A web application that detects and classifies hate speech using machine learning. This project preprocesses user input, classifies it into categories such as hate speech, offensive speech, or non-offensive speech, and returns the result.
SpeechSentinel uses natural language processing (NLP) and a machine learning model to classify text as hate speech, offensive speech, or non-offensive speech. The app preprocesses text input, applies a trained DecisionTreeClassifier, and provides a prediction.
- Input text and analyze for hate speech categories.
- NLP preprocessing of text (removal of stopwords, stemming, etc.).
- Classification into three categories: Hate speech, Offensive speech, or Non-offensive speech.
- Flask-based web interface with input and results pages.
-
Clone the repository:
git clone https://github.com/yourusername/SpeechSentinel.git
-
Navigate to the project directory:
cd SpeechSentinel -
Install the required dependencies:
pip install -r requirements.txt
-
Run the Flask app:
python app.py
- Visit
http://127.0.0.1:5000/in your browser. - Input text in the provided field.
- The app will classify the text as one of three categories:
- Hate speech
- Offensive speech
- No hate and offensive speech
- Python 3.12
- Flask
- Pandas
- NumPy
- NLTK for text preprocessing
- scikit-learn for machine learning model (DecisionTreeClassifier)
The model used is a DecisionTreeClassifier trained on a dataset labeled for hate speech and offensive speech. The input text is preprocessed by:
- Converting to lowercase
- Removing URLs and special characters
- Tokenizing and removing stopwords
- Applying stemming
The model achieves basic classification based on word frequency features.

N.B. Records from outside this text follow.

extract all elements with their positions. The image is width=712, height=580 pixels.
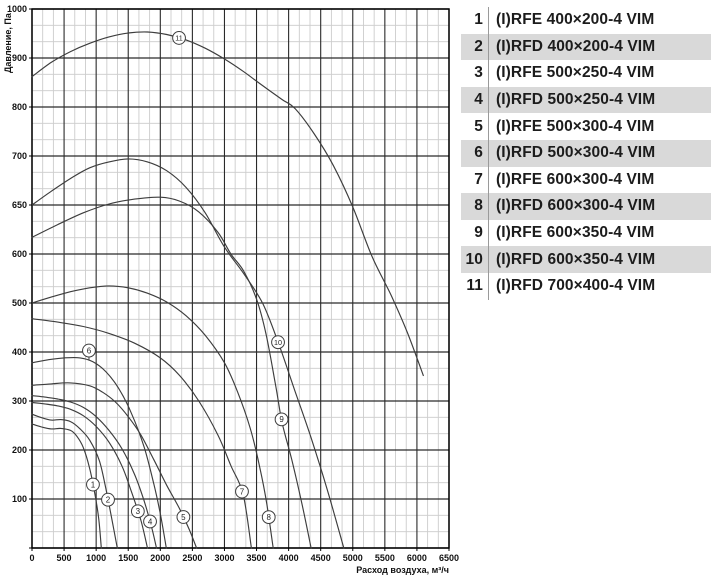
legend-row: 11 (I)RFD 700×400-4 VIM — [461, 272, 711, 300]
legend-row-label: (I)RFD 400×200-4 VIM — [488, 33, 711, 61]
y-axis-title: Давление, Па — [3, 12, 13, 73]
legend-row-number: 2 — [474, 37, 483, 55]
curve-number-label: 7 — [240, 487, 245, 496]
x-tick-label: 2000 — [150, 553, 170, 563]
legend-row-number: 7 — [474, 170, 483, 188]
x-tick-label: 4000 — [279, 553, 299, 563]
legend-row-label: (I)RFE 600×300-4 VIM — [488, 166, 711, 194]
curve-number-label: 1 — [91, 480, 96, 489]
x-axis-title: Расход воздуха, м³/ч — [356, 565, 449, 575]
curve-number-circle — [130, 504, 145, 519]
legend-row-label: (I)RFE 600×350-4 VIM — [488, 219, 711, 247]
legend-row-number: 3 — [474, 64, 483, 82]
curve-number-circle — [261, 510, 276, 525]
curve-number-label: 9 — [279, 415, 284, 424]
curve-number-label: 4 — [148, 517, 153, 526]
x-tick-label: 3000 — [214, 553, 234, 563]
curve-4 — [31, 395, 158, 549]
curve-10 — [31, 158, 345, 549]
y-tick-label: 200 — [12, 445, 27, 455]
legend-row: 5 (I)RFE 500×300-4 VIM — [461, 113, 711, 140]
legend-row-number: 11 — [466, 277, 483, 295]
x-tick-label: 0 — [29, 553, 34, 563]
x-tick-label: 2500 — [182, 553, 202, 563]
x-tick-label: 1500 — [118, 553, 138, 563]
legend-row: 2 (I)RFD 400×200-4 VIM — [461, 33, 711, 61]
curve-number-circle — [172, 31, 186, 45]
curve-5 — [31, 382, 198, 549]
curve-number-label: 10 — [274, 338, 282, 347]
curve-number-label: 5 — [181, 513, 186, 522]
plot-border — [31, 8, 450, 549]
x-tick-label: 5500 — [375, 553, 395, 563]
legend-row-label: (I)RFD 600×350-4 VIM — [488, 246, 711, 273]
legend-row: 10 (I)RFD 600×350-4 VIM — [461, 246, 711, 273]
y-tick-label: 900 — [12, 53, 27, 63]
curve-number-label: 6 — [87, 346, 92, 355]
curve-number-circle — [101, 492, 115, 507]
curve-number-circle — [143, 514, 157, 529]
curve-1 — [31, 423, 102, 549]
legend-row-number: 6 — [474, 144, 483, 162]
legend-row: 4 (I)RFD 500×250-4 VIM — [461, 86, 711, 114]
curve-9 — [31, 196, 312, 549]
legend-row-number: 8 — [474, 197, 483, 215]
legend-row: 9 (I)RFE 600×350-4 VIM — [461, 219, 711, 247]
curve-number-label: 2 — [106, 496, 111, 505]
y-tick-label: 700 — [12, 151, 27, 161]
legend-row-label: (I)RFE 500×300-4 VIM — [488, 113, 711, 140]
legend-row-number: 10 — [465, 250, 483, 268]
x-tick-label: 6500 — [439, 553, 459, 563]
x-tick-label: 1000 — [86, 553, 106, 563]
legend-row-number: 5 — [474, 117, 483, 135]
fan-performance-chart: 0 500 1000 1500 2000 2500 3000 3500 4000 4500 5000… — [3, 4, 459, 575]
x-tick-label: 5000 — [343, 553, 363, 563]
curve-3 — [31, 401, 149, 549]
curve-6 — [31, 356, 167, 549]
curve-number-circle — [235, 484, 249, 499]
curve-number-label: 3 — [136, 507, 141, 516]
curve-number-label: 8 — [267, 513, 272, 522]
y-tick-label: 300 — [12, 396, 27, 406]
curve-number-circle — [86, 477, 100, 492]
curve-number-circle — [176, 510, 191, 524]
x-tick-label: 6000 — [407, 553, 427, 563]
chart-canvas: 0 500 1000 1500 2000 2500 3000 3500 4000 4500 5000… — [3, 4, 459, 575]
legend-row-label: (I)RFD 500×300-4 VIM — [488, 139, 711, 167]
legend-row: 8 (I)RFD 600×300-4 VIM — [461, 193, 711, 220]
legend-row-number: 9 — [474, 224, 483, 242]
model-legend-table: 1 (I)RFE 400×200-4 VIM 2 (I)RFD 400×200-4 V… — [461, 7, 711, 300]
legend-row-label: (I)RFE 400×200-4 VIM — [488, 7, 711, 34]
x-tick-label: 500 — [57, 553, 72, 563]
y-tick-label: 1000 — [7, 4, 27, 14]
curve-7 — [31, 318, 252, 549]
curve-number-label: 11 — [175, 34, 182, 43]
curve-number-circle — [271, 335, 285, 350]
y-tick-label: 500 — [12, 298, 27, 308]
legend-row-label: (I)RFD 700×400-4 VIM — [488, 272, 711, 300]
curve-number-circle — [274, 412, 289, 427]
legend-row: 3 (I)RFE 500×250-4 VIM — [461, 60, 711, 87]
x-tick-label: 4500 — [311, 553, 331, 563]
legend-row-label: (I)RFE 500×250-4 VIM — [488, 60, 711, 87]
curve-11 — [31, 31, 424, 377]
legend-row: 7 (I)RFE 600×300-4 VIM — [461, 166, 711, 194]
y-tick-label: 400 — [12, 347, 27, 357]
y-tick-label: 600 — [12, 249, 27, 259]
y-tick-label: 100 — [12, 494, 27, 504]
y-tick-label: 800 — [12, 102, 27, 112]
legend-row-number: 4 — [474, 91, 483, 109]
legend-row-number: 1 — [474, 11, 483, 29]
legend-row: 1 (I)RFE 400×200-4 VIM — [461, 7, 711, 34]
legend-row: 6 (I)RFD 500×300-4 VIM — [461, 139, 711, 167]
y-tick-label: 650 — [12, 200, 27, 210]
x-tick-label: 3500 — [247, 553, 267, 563]
curve-number-circle — [82, 343, 96, 358]
legend-row-label: (I)RFD 500×250-4 VIM — [488, 86, 711, 114]
curve-8 — [31, 285, 274, 549]
legend-row-label: (I)RFD 600×300-4 VIM — [488, 193, 711, 220]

- Improve the model by experimenting with more complex algorithms like Random Forest or SVM.
- Add more sophisticated NLP techniques like lemmatization and part-of-speech tagging.
- Expand the dataset for better generalization.
- Implement API endpoints for model prediction.
- Improve the user interface.
Feel free to contribute to this project by submitting pull requests or suggesting features. Please open an issue for discussions before major changes.
This project is licensed under the MIT License.